The Siren Call of National Novel Writing Month


Fall brings the melancholy whisper from writers everywhere: Should I do NaNoWriMo? For those who are unaware of this event, National Novel Writing Month is in November. The Office of Letters and Light, a nonprofit organization, sponsors various events online and around the country to get writers writing. The goal in November is to write 50,000 words, an average of 1,667 words per day. A double-spaced page, average font, has approximately 250-275 words per page. This means 6-7 typewritten pages per day.

Two years ago, I met the 50K goal and finished a rough draft of a first novel. And I’ve been asking myself the same question this year and these are the pros and cons I’ve come up with:


  • I learned that I can write 50,000 words in a month.
  • It brought a goal-oriented level of focus that I seem to be failing at in my daily life.
  • I got a lot of silly blog material from it.
  • I learned about my weaknesses as a writer (although this was mostly in the aftermath of editing).
  • I learned more about novel construction – story arcs, conflict resolution, foreshadowing, etc.
  • I got to whinge on interminably with fellow writers about flattened butts, hand cramps and dry eyeballs.


  • That’s a lot of words for one month and if you are a procrastinator who gets hit with a flu bug, you’ll be writing your last 5,000 words in a couple of days and wishing you were not.
  • Cut to two years later and I have still not finished editing my first draft. It is the dark shadow in the study – that thing I feel compelled to finish, which has led to loathing, denial and self-mocking.

 NaNoWriMo is a go for me this year. I’m struggling to find my way back to writing, but seem unable to set a clear goal and follow through on it. 50,000 words, 30 days – that’s pretty straightforward. And I can devolve into a writer sapien once again. Showers will be optional, as will other forms of communication beyond grunting and wild gestures. I’m looking forward to it.


29 thoughts on “The Siren Call of National Novel Writing Month

  1. I did 2 years and skipped last year for obvious reasons. I’m wrestling with whether or not to do it this year.
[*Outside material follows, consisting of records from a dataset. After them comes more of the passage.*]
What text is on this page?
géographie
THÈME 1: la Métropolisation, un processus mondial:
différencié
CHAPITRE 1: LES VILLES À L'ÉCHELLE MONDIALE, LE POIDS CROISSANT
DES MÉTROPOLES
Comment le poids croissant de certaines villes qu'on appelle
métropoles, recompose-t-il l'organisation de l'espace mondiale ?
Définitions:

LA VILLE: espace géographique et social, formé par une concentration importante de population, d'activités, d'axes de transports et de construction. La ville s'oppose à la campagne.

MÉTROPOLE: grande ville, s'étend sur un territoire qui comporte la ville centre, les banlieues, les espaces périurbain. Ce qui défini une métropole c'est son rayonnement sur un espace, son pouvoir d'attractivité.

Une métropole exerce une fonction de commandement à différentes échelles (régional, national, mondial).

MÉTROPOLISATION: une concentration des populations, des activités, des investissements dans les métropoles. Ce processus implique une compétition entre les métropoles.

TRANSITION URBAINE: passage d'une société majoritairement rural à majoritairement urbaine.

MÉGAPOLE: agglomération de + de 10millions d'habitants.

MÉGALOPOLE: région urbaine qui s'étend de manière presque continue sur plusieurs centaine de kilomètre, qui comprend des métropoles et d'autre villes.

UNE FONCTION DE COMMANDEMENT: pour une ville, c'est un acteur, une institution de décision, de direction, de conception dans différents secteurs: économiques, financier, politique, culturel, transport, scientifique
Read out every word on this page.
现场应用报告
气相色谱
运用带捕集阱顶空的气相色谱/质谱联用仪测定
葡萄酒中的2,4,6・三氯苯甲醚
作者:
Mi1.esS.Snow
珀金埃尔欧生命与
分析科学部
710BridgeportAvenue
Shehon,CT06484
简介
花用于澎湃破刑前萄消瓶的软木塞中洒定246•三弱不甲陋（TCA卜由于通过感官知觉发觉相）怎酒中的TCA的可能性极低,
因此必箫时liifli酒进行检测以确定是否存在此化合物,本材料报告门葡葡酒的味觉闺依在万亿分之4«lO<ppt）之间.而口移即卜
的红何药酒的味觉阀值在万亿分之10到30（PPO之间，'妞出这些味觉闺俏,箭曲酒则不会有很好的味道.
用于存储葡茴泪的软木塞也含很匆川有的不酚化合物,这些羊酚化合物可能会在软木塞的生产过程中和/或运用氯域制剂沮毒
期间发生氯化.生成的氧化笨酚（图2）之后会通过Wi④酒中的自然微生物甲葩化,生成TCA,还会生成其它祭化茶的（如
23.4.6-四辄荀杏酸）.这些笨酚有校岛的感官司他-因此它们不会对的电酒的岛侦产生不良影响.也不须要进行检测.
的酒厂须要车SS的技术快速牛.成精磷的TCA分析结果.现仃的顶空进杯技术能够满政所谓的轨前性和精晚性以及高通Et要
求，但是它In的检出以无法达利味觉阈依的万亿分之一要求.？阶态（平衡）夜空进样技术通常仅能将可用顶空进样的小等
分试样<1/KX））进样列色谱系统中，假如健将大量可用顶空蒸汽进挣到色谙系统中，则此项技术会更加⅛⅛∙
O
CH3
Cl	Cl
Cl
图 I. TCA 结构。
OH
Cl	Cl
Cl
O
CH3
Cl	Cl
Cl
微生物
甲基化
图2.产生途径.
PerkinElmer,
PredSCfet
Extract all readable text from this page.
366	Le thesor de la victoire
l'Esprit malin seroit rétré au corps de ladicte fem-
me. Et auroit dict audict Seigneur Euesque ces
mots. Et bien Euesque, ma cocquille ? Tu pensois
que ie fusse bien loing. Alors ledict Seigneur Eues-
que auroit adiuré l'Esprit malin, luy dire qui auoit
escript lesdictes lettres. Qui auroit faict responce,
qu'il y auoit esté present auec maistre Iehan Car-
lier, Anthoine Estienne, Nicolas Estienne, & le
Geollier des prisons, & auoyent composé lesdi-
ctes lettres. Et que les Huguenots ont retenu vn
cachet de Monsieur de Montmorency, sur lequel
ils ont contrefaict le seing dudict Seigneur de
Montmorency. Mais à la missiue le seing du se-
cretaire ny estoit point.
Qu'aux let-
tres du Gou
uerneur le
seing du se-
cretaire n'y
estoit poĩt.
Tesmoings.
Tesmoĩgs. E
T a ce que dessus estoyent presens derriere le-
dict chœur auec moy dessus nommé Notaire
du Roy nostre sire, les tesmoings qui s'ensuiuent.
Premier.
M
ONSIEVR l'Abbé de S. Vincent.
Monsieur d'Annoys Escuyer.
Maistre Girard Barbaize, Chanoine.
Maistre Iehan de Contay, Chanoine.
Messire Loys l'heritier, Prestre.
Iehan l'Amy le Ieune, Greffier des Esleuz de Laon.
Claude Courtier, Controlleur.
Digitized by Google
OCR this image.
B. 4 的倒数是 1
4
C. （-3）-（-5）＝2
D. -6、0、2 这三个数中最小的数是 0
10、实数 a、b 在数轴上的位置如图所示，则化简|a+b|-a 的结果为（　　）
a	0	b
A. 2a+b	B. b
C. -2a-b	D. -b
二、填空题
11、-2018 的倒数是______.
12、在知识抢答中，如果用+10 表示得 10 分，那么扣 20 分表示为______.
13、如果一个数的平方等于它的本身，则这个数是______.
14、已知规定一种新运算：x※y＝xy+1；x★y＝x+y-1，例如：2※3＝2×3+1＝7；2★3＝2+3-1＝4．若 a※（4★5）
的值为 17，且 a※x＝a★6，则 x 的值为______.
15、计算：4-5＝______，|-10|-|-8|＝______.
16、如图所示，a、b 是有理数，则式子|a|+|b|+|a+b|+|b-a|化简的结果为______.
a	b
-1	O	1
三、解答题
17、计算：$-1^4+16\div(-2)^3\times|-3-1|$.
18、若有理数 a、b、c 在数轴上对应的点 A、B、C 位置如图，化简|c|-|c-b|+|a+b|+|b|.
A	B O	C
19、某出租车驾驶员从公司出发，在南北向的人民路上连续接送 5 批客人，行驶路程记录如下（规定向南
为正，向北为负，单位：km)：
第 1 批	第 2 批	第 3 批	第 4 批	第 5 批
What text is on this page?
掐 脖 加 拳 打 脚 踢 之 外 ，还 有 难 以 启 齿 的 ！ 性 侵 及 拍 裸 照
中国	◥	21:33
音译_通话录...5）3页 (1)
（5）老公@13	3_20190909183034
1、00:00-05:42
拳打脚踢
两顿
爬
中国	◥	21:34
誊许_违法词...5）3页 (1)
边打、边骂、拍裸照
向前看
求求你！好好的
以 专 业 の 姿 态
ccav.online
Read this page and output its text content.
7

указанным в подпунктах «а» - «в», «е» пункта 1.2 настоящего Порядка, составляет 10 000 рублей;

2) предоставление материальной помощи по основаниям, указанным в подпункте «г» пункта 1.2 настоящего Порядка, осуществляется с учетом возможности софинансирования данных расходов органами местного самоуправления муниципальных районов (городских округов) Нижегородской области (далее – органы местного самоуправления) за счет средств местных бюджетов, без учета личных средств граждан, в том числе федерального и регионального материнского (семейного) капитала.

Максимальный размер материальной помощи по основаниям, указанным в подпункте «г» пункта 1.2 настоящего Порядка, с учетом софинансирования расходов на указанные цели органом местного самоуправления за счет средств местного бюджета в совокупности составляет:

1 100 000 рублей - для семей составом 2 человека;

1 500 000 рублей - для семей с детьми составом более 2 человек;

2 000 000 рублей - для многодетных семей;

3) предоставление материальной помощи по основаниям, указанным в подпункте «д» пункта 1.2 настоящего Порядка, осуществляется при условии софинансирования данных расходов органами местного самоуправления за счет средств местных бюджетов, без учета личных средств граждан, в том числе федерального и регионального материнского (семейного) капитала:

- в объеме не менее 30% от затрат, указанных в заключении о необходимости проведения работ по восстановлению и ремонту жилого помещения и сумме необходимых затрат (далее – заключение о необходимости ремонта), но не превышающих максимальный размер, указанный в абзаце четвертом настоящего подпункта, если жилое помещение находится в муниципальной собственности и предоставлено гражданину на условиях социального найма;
I have done some half-hearted editing on both novels I wrote, and I wonder if I have another one in me, and do I have the mental clarity and focus and the energy to do it again. The 2 that I did were while I was working full time, and now I’m retired. I will probably be waffling right up until Nov. 1st.


    1. You do have a lot on your plate at the moment. I am somewhat desperate to bring my life back to writing. I have one more week of intense volunteering, but then things slow down and we head into winter. I wrote a serious novel last round and I’d like to have some fun with this next one – I really want to make myself laugh. Regardless of what happens with any drafts, our skills become stronger for the experience.


      1. That’s true. Just the act of writing is sometimes enough. My novels were both historical, but totally different. And both times I at least had a clue what I wanted to write. This time I have nothing. Yet.


        1. I’m going to try to go in with an outline this time. Last time, I just started off with an idea. I suppose it takes a few rounds to figure out what actually works for a writer. I’m already fantasizing about saying to anyone who asks anything of me…”I’m sorry, I can’t, I haven’t met my word count today…”


    1. The last time around, I wrote a novel draft for an idea that I’d had in my head for about 5 years, so I usually take the long way round as well. This time, I have a vague idea, but mostly I just want to write funny scenes. I think humor is much more difficult to write than straight fiction. You’re miles ahead of me on that skill!


  2. Good luck, Michelle! I find this competition (even if it’s only with yourself) to be arbitrary and unhelpful. But I can see how it might jumpstart some folks’ process. I’ll just keep slogging away with my Shitty First Drafts and Sloppy Seconds.


    1. It does tend to be a numbers game. In some ways, it gives me permission to be single-minded about writing. When juggling so many other people’s agendas, as I am now, it’s easy for me to lose sight of things that make me happy and this is one way to push me back on track.


  3. I’m a little anxious about it. Just recently accepted defeat regarding a major goal – something completely different, but also important. On the one hand, I really, really ACHE to get onto a serious writing track, and I have a story that I’ve been procrastinating writing, and I believe this might be the way to go. On the other … I’m scared of another failure. Argh!


    1. I rush headlong into things where failure is always a possibility. I would rather fail a thousand times (and have) then to not try at all.
      And failure in this instance just means not turning your homework on time. No biggie! Try it out and see if you find a groove. You just might surprise yourself – I did. Last year, I made a halfhearted attempt and quit after week one – there was just too much going on at the time. This year, I’ll give it another go. Practice, practice, practice…


    1. If I were consistently writing at this point, it likely wouldn’t be on my radar. But that’s not the case and so I’m taking advantage to get the wheels rolling once again. I’m going with “not my best work” versus “no work at all”, which doesn’t seem to be an issue for you!